The Bliss Gallery is the best form of introduction to Mildred and Robert Woods Bliss, the Dumbarton Oaks founders and presents the best reception to the visitors. The unique selection of the artworks in this area highlights the Blisses’ art collecting and passion for themes relevant to the collections and institutional research programs.

The Rare Book Gallery consists of the distinct exhibitions of the library’s collection of nearly a century. It adjoins the eighteenth-century French-style Rare Book Reading Room, specially designed by Frederic Rhinelander King.

The Textile Gallery consists of Andean and Byzantine textiles. The garments and hangings exhibit iconographic elements and ancient weaving styles in the earlier days in the society. The floor of the textile consists of a Byzantine mosaic detailed with the scenes. The ancient hunters and gatherers actively engaged with a tigress and a boar on a wide field elaborately strewn with the dense florets. The orientation gallery consists of information about Dumbarton Oaks. It provides computer access to the Dumbarton Oaks website, available services, collections database and also hosts occasional outstanding exhibitions.

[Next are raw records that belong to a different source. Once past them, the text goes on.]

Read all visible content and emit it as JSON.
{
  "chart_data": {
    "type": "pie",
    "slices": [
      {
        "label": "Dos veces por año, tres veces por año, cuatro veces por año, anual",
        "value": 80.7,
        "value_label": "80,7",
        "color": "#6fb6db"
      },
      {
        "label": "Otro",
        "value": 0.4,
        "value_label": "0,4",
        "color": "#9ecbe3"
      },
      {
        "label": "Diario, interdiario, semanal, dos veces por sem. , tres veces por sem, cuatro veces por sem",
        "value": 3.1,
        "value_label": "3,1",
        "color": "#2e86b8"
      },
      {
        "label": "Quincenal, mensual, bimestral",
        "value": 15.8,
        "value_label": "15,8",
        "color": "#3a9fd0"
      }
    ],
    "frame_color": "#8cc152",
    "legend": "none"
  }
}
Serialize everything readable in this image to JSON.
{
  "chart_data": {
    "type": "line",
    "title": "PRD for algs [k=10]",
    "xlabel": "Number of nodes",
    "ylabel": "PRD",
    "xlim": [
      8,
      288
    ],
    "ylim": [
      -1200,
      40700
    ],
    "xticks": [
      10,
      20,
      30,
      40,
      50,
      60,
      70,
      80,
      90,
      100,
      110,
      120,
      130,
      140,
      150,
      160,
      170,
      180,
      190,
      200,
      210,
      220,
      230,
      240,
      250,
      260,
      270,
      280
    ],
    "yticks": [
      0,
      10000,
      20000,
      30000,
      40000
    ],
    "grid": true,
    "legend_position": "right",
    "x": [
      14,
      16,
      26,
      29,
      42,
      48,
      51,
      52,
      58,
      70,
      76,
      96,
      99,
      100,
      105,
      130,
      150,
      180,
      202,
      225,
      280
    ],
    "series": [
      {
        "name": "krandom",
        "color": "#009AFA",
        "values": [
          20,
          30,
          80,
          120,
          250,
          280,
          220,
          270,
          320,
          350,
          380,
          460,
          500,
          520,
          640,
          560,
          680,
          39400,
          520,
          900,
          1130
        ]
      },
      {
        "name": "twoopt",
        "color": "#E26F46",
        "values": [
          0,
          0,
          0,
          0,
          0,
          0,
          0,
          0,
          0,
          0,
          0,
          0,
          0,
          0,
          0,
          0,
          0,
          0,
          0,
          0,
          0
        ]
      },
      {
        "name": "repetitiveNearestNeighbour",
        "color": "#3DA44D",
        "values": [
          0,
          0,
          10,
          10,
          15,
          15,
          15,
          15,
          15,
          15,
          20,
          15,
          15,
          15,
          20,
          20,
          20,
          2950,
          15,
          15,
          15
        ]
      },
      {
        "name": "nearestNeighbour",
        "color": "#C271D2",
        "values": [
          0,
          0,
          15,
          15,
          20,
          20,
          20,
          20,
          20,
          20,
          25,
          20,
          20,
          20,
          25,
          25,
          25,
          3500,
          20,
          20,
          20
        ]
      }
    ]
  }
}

Dumbarton Oaks has a research institute which is a part of Harvard University that exists to improve further and to publish a research in the fields of Byzantine Studies, Pre-Columbian Studies and Garden and Landscape Studies. Blisses have initiated this useful program. A detailed program of project grants essentially supports all archaeological research and also materials analysis in the long term and short term projects conducted in the research institute.

The exquisite garden consists of the plant material and the rare garden ornament. The trees make the centerpieces creating a veritable framed view. There are benches nestled at the corners and under the arbors. These benches are of the beautiful designs and have a utility function. Finials, vases and Urns mark the transitions between the open spaces creating a focal point of the axes. All this complements and enhances the unique architecture. The inscriptions chosen by Blisses and the other scholars enhance the gardens’ beauty meaning and significance. This offers ultimate serenity and tranquility.